C’était l’attente mêlée de crainte et de joie du nouveau et de l’inconnu. Mais cette attente de l’inconnu, ce remords de ne pas regretter le passé, allaient avoir une fin. La nouvelle vie allait commencer, et en présence de l’inconnu, elle ne pouvait s’empêcher de trembler ; depuis six semaines, l’heure décisive avait sonné, et ce jour n’était que la consécration de ce qui s’était alors accompli en son âme.

Le prêtre, se retournant de nouveau vers le lutrin, saisit avec peine la petite bague de Kitty et, prenant la main de Lévine, la lui glissa dans la première phalange de son doigt.

« … Le serviteur de Dieu, Constantin, s’unit à la servante de Dieu, Catherine ».

Puis passant le large anneau de Lévine dans le petit doigt rose et délicat de Kitty, il répéta la même formule.

Les mariés cherchaient à comprendre ce qu’on voulait d’eux, mais ils se trompaient chaque fois, et le prêtre les corrigeait à voix basse.
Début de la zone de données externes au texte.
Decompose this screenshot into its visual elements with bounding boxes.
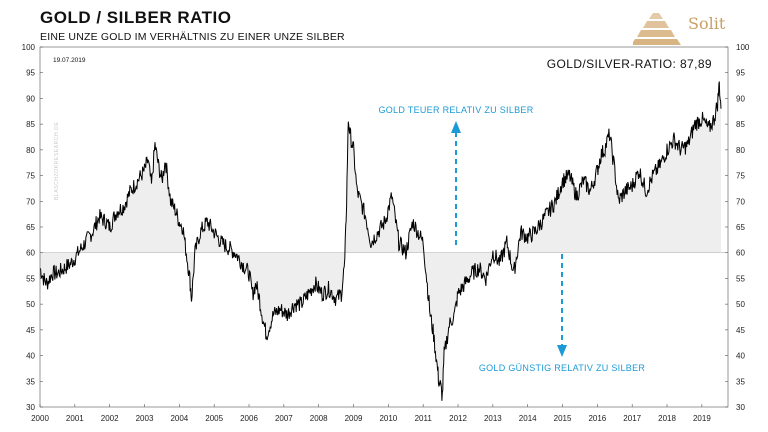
y-tick-label-left: 95 [26, 69, 35, 78]
x-tick-label: 2001 [66, 414, 84, 423]
pyramid-icon [633, 13, 681, 45]
annotation-cheap: GOLD GÜNSTIG RELATIV ZU SILBER [479, 363, 646, 373]
x-tick-label: 2009 [345, 414, 363, 423]
y-axis-right: 30 35 40 45 50 55 60 65 70 75 80 85 90 95 100 [725, 43, 750, 412]
watermark: BLASCHZOKRESEARCH.DE [54, 122, 60, 200]
x-tick-label: 2005 [205, 414, 223, 423]
x-tick-label: 2007 [275, 414, 293, 423]
y-tick-label-right: 85 [736, 120, 745, 129]
x-tick-label: 2010 [379, 414, 397, 423]
y-tick-label-left: 70 [26, 197, 35, 206]
chart-subtitle: EINE UNZE GOLD IM VERHÄLTNIS ZU EINER UN… [40, 31, 345, 43]
y-tick-label-left: 75 [26, 172, 35, 181]
x-tick-label: 2013 [484, 414, 502, 423]
x-tick-label: 2011 [415, 414, 433, 423]
y-tick-label-right: 40 [736, 352, 745, 361]
y-tick-label-left: 30 [26, 403, 35, 412]
y-tick-label-right: 90 [736, 94, 745, 103]
y-tick-label-right: 50 [736, 300, 745, 309]
x-tick-label: 2012 [449, 414, 467, 423]
annotation-expensive: GOLD TEUER RELATIV ZU SILBER [378, 105, 533, 115]
y-tick-label-right: 45 [736, 326, 745, 335]
y-tick-label-left: 80 [26, 146, 35, 155]
y-tick-label-right: 70 [736, 197, 745, 206]
x-tick-label: 2008 [310, 414, 328, 423]
y-tick-label-right: 65 [736, 223, 745, 232]
deviation-area [40, 81, 721, 401]
gold-silver-ratio-line [39, 81, 722, 401]
y-tick-label-right: 75 [736, 172, 745, 181]
y-tick-label-right: 35 [736, 377, 745, 386]
x-tick-label: 2018 [658, 414, 676, 423]
y-tick-label-right: 100 [736, 43, 750, 52]
y-tick-label-left: 35 [26, 377, 35, 386]
x-tick-label: 2015 [554, 414, 572, 423]
y-tick-label-left: 55 [26, 274, 35, 283]
y-tick-label-right: 30 [736, 403, 745, 412]
x-tick-label: 2019 [693, 414, 711, 423]
y-axis-left: 30 35 40 45 50 55 60 65 70 75 80 85 90 95 100 [22, 43, 43, 412]
x-tick-label: 2017 [623, 414, 641, 423]
y-tick-label-left: 45 [26, 326, 35, 335]
x-axis: 2000 2001 2002 2003 2004 2005 2006 2007 2008 2009… [31, 404, 711, 423]
y-tick-label-left: 90 [26, 94, 35, 103]
x-tick-label: 2014 [519, 414, 537, 423]
y-tick-label-left: 50 [26, 300, 35, 309]
x-tick-label: 2002 [101, 414, 119, 423]
y-tick-label-left: 85 [26, 120, 35, 129]
x-tick-label: 2004 [170, 414, 188, 423]
current-ratio-label: GOLD/SILVER-RATIO: 87,89 [547, 57, 712, 71]
y-tick-label-left: 40 [26, 352, 35, 361]
arrow-up-icon [451, 121, 461, 245]
x-tick-label: 2003 [136, 414, 154, 423]
y-tick-label-right: 80 [736, 146, 745, 155]
solit-logo [633, 13, 681, 45]
logo-wordmark: Solit [688, 14, 726, 33]
x-tick-label: 2016 [588, 414, 606, 423]
y-tick-label-right: 95 [736, 69, 745, 78]
y-tick-label-left: 60 [26, 249, 35, 258]
y-tick-label-right: 60 [736, 249, 745, 258]
y-tick-label-left: 65 [26, 223, 35, 232]
date-label: 19.07.2019 [53, 57, 86, 64]
area-fill [40, 81, 721, 401]
x-tick-label: 2006 [240, 414, 258, 423]
arrow-down-icon [557, 254, 567, 357]
y-tick-label-right: 55 [736, 274, 745, 283]
chart-title: GOLD / SILBER RATIO [40, 8, 232, 27]
y-tick-label-left: 100 [22, 43, 36, 52]
x-tick-label: 2000 [31, 414, 49, 423]
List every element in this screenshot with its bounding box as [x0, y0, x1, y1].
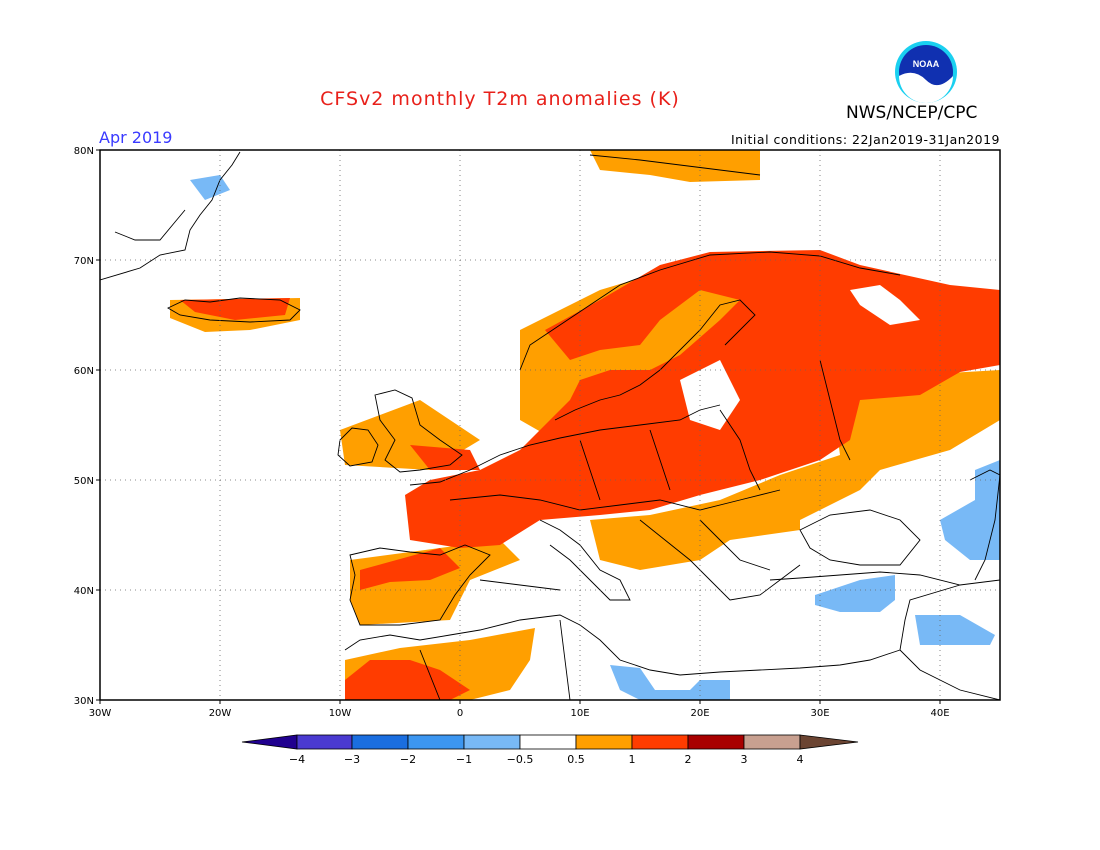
colorbar-tick: 4	[797, 753, 804, 766]
colorbar-tick: −3	[344, 753, 360, 766]
colorbar-bin-minus1-minus05	[463, 734, 521, 750]
lon-label-10w: 10W	[329, 708, 352, 719]
colorbar-tick: −4	[289, 753, 305, 766]
colorbar-bin-lt-minus4	[241, 734, 298, 750]
colorbar-tick: −0.5	[507, 753, 534, 766]
colorbar-tick: 3	[741, 753, 748, 766]
chart-title: CFSv2 monthly T2m anomalies (K)	[320, 88, 680, 110]
lon-label-40e: 40E	[930, 708, 949, 719]
map-frame	[99, 149, 1001, 701]
colorbar-tick: 1	[629, 753, 636, 766]
colorbar-bin-minus2-minus1	[407, 734, 465, 750]
lon-label-20e: 20E	[690, 708, 709, 719]
colorbar-bin-gt4	[799, 734, 859, 750]
axis-ticks	[96, 149, 941, 704]
lon-label-30e: 30E	[810, 708, 829, 719]
colorbar-tick: −2	[400, 753, 416, 766]
lat-label-60n: 60N	[74, 366, 94, 377]
lon-label-20w: 20W	[209, 708, 232, 719]
target-month: Apr 2019	[99, 128, 173, 147]
colorbar-bin-minus3-minus2	[351, 734, 409, 750]
anomaly-minus1-minus05-region	[190, 175, 1000, 700]
lat-label-40n: 40N	[74, 586, 94, 597]
logo-text: NOAA	[913, 59, 940, 69]
noaa-logo: NOAA	[895, 41, 957, 103]
colorbar-bin-1-2	[631, 734, 689, 750]
colorbar-tick: 2	[685, 753, 692, 766]
colorbar-bin-minus4-minus3	[296, 734, 353, 750]
lat-label-70n: 70N	[74, 256, 94, 267]
agency-label: NWS/NCEP/CPC	[846, 103, 978, 123]
colorbar-bin-2-3	[687, 734, 745, 750]
colorbar-bin-3-4	[743, 734, 801, 750]
colorbar-tick: 0.5	[567, 753, 585, 766]
lat-label-50n: 50N	[74, 476, 94, 487]
anomaly-map: 80N 70N 60N 50N 40N 30N 30W 20W 10W 0 10…	[74, 146, 1001, 719]
lon-label-10e: 10E	[570, 708, 589, 719]
colorbar-tick: −1	[456, 753, 472, 766]
coastlines	[100, 151, 1000, 700]
graticule	[100, 150, 1000, 700]
colorbar-bin-05-1	[575, 734, 633, 750]
lat-label-30n: 30N	[74, 696, 94, 707]
lon-label-0: 0	[457, 708, 463, 719]
lat-label-80n: 80N	[74, 146, 94, 157]
initial-conditions: Initial conditions: 22Jan2019-31Jan2019	[730, 132, 1000, 147]
lon-label-30w: 30W	[89, 708, 112, 719]
colorbar-bin-neutral	[519, 734, 577, 750]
Enfin quand ils eurent fait ce qu’il fallait, les signant avec les bagues, il remit de nouveau à Kitty la grande bague et à Lévine la petite ; de nouveau ils s’embrouillèrent et deux fois il fallut recommencer.

Dolly, Tchirikov, Stepan Arkadiévitch s’avancèrent pour leur indiquer ce qu’ils devaient faire. Il se fit un mouvement : on riait, on chuchotait, mais l’expression grave et attendrie des jeunes mariés ne changeait pas. Au contraire, au milieu de leur embarras ils gardaient une attitude plus sérieuse et plus grave qu’auparavant, si bien que le sourire de Stépan Arkadiévitch qui chuchotait que chacun devait mettre sa bague s’arrêta involontairement sur ses lèvres. Il sentit que tout sourire les blesserait.

— « Ô Dieu qui, dès le commencement du monde, as créé l’homme et la femme, commença le prêtre, après l’échange des bagues, c’est toi qui unis les époux pour la continuation de l’espèce humaine… Bénis tes serviteurs Constantin et Catherine et mets dans leur cœur la foi, la vérité et l’amour. »

Lévine sentait de plus en plus que toutes ses idées sur le mariage et tous ses rêves d’avenir étaient puérils et enfantins. Ce qui s’accomplissait avait une portée dont il n’avait pas idée jusqu’alors et qu’il s’expliquait encore moins maintenant. Sa poitrine se gonflait de sanglots et des larmes parurent malgré lui dans ses yeux.